Drug stability in a biological fluid is a role of the storage conditions, the chemical properties of the drug, the matrix, and the container system. Stability evaluation is done to show that the concentration of analytes at the time of analysis corresponds to the concentration of the analytes at the time of sampling.

A) Stock Solution Stability The stability of stock solutions of drug and the internal standard should be evaluated at room temperature for at least six hours. If the stock solutions are refrigerated or frozen for the relevant period, the stability should be recognized. After completion of the desired storage time, the stability should be tested by comparing the instrument response of stored sample with that of freshly prepared solutions. ¹⁴

B) Bench Top Stability Bench top stability is to assess the stability of analytes in biological fluids over a period of time during which the sample are expected to be kept on bench while processing.

C) Freeze Thaw Stability Analytes stability should be determined after three freeze and thaw cycles. At least three aliquots at each of the low and high concentrations should be stored at the intended storage temperature for 24 hours and thawed unaided at room temperature. When the sample completely thawed, the samples should be refrozen for 12 to 24 hours under the same conditions. The freeze–thaw cycle should be repeated two more times, and then analyzed on the third cycle. This Freeze-Thaw quality control samples were quantified against the freshly spiked calibration curve standards of concentration range equivalent to that used for the calculation of precision and accuracy.

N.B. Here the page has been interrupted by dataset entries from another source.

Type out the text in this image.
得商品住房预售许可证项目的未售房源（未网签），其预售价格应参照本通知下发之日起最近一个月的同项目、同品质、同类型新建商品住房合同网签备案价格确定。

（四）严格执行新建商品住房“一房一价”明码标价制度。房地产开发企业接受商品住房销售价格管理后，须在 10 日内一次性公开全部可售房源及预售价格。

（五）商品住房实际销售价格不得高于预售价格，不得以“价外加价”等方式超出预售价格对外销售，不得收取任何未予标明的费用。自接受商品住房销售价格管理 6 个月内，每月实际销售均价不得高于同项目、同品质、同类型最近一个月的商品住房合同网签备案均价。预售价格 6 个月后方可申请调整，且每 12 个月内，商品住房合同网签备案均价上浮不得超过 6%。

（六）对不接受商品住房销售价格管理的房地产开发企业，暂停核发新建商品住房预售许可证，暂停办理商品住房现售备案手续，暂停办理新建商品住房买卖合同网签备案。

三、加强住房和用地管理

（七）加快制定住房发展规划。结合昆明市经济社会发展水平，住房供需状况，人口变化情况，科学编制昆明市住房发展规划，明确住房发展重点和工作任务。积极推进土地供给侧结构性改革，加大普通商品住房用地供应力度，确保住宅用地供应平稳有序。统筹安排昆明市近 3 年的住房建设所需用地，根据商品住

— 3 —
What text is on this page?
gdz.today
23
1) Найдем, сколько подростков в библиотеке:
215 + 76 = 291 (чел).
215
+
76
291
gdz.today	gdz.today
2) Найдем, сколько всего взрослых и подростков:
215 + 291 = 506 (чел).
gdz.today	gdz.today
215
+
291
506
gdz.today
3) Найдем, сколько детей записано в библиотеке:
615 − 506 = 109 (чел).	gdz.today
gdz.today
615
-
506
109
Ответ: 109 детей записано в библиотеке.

D) Short Term Temperature Stability Three aliquots of each of the low and high concentrations should be thawed at room temperature and kept at this temperature from 4 to 24 hours (based on the expected duration that samples will be maintained at room temperature in the intended study) and analyzed.

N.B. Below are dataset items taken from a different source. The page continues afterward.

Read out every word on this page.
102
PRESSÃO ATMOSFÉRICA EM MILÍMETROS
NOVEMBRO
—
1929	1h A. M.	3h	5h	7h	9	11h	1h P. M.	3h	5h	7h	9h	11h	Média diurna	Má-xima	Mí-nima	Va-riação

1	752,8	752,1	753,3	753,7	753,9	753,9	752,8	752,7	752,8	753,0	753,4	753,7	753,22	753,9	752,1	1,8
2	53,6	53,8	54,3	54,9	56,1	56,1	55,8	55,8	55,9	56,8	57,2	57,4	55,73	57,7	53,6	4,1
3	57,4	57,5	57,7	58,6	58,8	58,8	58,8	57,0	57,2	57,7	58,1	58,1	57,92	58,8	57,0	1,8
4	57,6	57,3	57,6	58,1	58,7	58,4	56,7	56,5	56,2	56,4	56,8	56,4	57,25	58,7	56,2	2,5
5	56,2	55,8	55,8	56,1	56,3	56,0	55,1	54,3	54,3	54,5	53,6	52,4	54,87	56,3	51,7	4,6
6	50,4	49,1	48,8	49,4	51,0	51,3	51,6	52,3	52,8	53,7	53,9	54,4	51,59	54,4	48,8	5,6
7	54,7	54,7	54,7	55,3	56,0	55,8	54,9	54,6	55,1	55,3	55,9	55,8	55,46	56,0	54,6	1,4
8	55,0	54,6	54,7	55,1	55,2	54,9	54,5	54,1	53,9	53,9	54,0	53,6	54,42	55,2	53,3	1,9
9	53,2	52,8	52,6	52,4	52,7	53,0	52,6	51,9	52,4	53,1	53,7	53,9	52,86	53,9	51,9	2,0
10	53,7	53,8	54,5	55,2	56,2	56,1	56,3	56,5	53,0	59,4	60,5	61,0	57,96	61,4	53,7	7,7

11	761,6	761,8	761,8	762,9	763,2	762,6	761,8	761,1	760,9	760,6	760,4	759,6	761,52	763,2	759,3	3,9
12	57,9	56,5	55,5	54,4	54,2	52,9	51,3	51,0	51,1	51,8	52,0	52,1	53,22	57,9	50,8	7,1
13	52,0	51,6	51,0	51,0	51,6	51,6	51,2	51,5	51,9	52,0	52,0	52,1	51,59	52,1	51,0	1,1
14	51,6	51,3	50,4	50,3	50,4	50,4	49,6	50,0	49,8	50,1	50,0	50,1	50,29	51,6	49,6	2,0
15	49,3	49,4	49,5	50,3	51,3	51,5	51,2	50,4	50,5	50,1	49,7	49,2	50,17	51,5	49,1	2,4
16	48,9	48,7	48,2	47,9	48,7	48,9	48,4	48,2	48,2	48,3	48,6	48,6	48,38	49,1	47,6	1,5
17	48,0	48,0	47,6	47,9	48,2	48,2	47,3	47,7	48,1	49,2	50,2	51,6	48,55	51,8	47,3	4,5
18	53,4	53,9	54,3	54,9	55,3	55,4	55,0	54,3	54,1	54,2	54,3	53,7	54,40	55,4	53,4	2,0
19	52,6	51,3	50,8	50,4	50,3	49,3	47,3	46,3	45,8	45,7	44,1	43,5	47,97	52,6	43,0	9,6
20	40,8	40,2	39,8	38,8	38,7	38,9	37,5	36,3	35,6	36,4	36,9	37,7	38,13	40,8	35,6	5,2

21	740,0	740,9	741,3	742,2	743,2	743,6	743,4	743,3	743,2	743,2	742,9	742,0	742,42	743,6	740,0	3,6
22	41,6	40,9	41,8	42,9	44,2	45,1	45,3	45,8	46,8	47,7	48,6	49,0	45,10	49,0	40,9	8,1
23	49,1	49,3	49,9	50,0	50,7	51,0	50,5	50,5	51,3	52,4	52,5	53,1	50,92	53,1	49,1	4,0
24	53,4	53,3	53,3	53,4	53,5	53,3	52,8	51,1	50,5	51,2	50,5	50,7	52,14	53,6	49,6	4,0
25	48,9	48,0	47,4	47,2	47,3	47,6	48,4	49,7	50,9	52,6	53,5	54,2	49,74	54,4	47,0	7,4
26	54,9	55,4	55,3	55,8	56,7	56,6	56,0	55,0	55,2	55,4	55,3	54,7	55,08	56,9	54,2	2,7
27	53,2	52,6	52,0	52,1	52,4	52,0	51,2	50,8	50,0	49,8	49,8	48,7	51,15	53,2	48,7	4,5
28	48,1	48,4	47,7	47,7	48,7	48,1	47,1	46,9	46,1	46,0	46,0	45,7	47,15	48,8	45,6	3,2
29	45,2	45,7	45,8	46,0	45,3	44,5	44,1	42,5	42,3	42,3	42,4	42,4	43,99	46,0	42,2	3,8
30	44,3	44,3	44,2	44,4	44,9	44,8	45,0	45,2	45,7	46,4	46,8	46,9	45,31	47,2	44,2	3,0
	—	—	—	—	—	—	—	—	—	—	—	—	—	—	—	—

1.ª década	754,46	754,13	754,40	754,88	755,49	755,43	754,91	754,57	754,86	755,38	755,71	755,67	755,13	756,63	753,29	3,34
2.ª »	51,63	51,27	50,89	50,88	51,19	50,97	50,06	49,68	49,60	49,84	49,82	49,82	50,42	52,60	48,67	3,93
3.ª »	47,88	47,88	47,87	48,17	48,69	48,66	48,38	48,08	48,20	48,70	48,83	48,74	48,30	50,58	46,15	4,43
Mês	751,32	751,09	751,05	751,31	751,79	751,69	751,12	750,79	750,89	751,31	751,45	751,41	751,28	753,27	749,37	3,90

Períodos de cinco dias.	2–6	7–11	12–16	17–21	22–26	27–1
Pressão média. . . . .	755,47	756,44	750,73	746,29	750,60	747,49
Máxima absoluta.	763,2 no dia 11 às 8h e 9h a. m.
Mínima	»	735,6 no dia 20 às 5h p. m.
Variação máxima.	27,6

E) Long Term Temperature Stability The storage time in a long-term stability evaluation should exceed the time between the date of first sample collection and the date of last sample analysis. Long-term stability should be determined by storing at least three aliquots of each of the low and high concentrations under the same conditions as the study samples. The volume of samples should be sufficient for analysis on three separate occasions. The concentrations of all the stability samples should be compared to the mean of back-calculated values for the standards at the appropriate concentrations from the first day of long-term stability testing.¹⁵

Recovery Study:

The recovery of analytes in an assay is the detector response obtained from an amount of the analytes added and extracted from the biological matrix, compared to the pure authentic standard. Recovery pertains to the extraction efficiency of an analytical method within the limits of variability. Recovery of the analytes need not be 100%, but the extent of recovery of an analytes and of the internal standard should be consistent, precise, and reproducible.

Matrix Effect:

Matrix effect is defined as the effect of co-eluting residual matrix component of biological sample on the ionization of target. There are two types of the matrix effect e.g. absolute matrix effect and relative matrix effect. Absolute matrix effect is defined as difference between response of equally concentrated analyte in solvent and in matrix extracts.

CONCLUSION:

In this review, the basic required concepts and definitions in bioanalytical method validation were presented and discussed. SPE and LLE are most used sample preparation techniques in bioanalysis. Huge progress has been done in SPE technology such as new SPE format and new selective sorbents. In addition progress in the automated systems for sample preparation is expected to meet the need for high sample throughput. In addition progress in the automated systems for sample preparation is expected to meet the need for high sample throughput. Regulatory bioanalysis has an essential role in pharmaceutical research and development.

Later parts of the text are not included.